以前も書いたが、ガーシユインならへ長調のピアノ協奏曲のはうを演奏してもらひたいがどうであらうか。そのほか、彼女の演奏で聴いてみたい曲は澤山ある。アンドレ・プレビンや吉松隆のピアノ協奏曲などである。特にプレビンの作曲したピアノ協奏曲はインプロヴイゼーシヨンの多いほとんどジヤズと言つてもよいくらゐの曲であるから、彼女にぴつたりであらう。

もちろん、彼女が本格的なクラシツクの曲、プロコフィエフやリストなどのピアノ協奏曲をどのやうに演奏するかといふことにも興味はあるが・・・。

2009年7月17日 (金)

BALLADS

Simg_3639_2 7月17日といふ日はジヤズ・フアンにとつて少なからず感慨深い日と言つてよいであらう。何故なら、ジヤズ界におけるベートーヴエンとも言ふべき存在のジヨン・コルトレーン(1926-1967)が亡くなつた日だからである。因みに、1959年のこの日に歌手のビリー・ホリデイも他界してゐる。

言ふまでもないが、ジヤズ史においてコルトレーンの残した功績は一際強烈な光りを放つてゐて、かつては「コルトレーン信者」といふ言葉が存在したほど、彼に対して特別な思ひを抱いてゐるジヤズ・フアンは多い。マイルス・デイビスの命日は知らなくてもコルトレーンのそれなら知つてゐるといふジヤズ・フアンも少なくないのである。

かく言ふ私もその一人で、「梅雨明け」や「パリ祭」といふ言葉を聞く頃になると、さうか、まうそろそろコルトレーンの命日が來るのかと思ふのである。と言つても、私の場合は父の命日がコルトレーンと近いので、より強く覚えてゐるだけなのかもしれないが。
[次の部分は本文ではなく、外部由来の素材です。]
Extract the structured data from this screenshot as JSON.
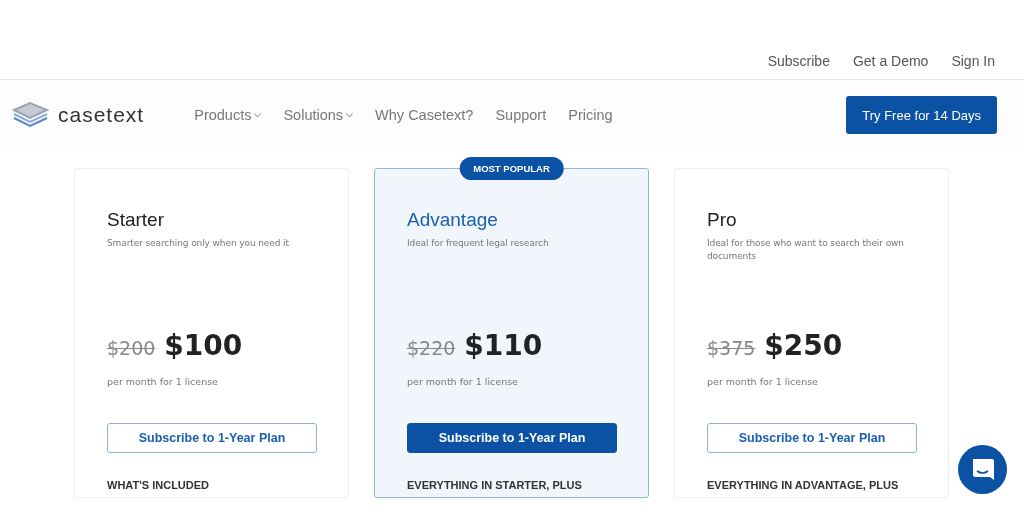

それはともかく、コルトレーンの功績や私が彼に関して思つてゐるのことなどを語ればとても長くなりさうである。それは後日にして、今日は彼の代表的なアルバムの中の一枚を揚げておくことにしよう。ジヤズ・フアンなら誰でも知つてゐる「BALLADS]である。

昨年のことであつたと思ふが、このアルバムが世界的範囲で100万枚突破したいふことをニュースで聞いたことがある。1961年に発売されてから足かけ約半世紀かけてである。今後の記録媒体はどのやうなものになるか判らないが、漱石の「こころ」の文庫本のやうに、これからも少ない数ながらコンスタントに売れ続けてゆくのであらう。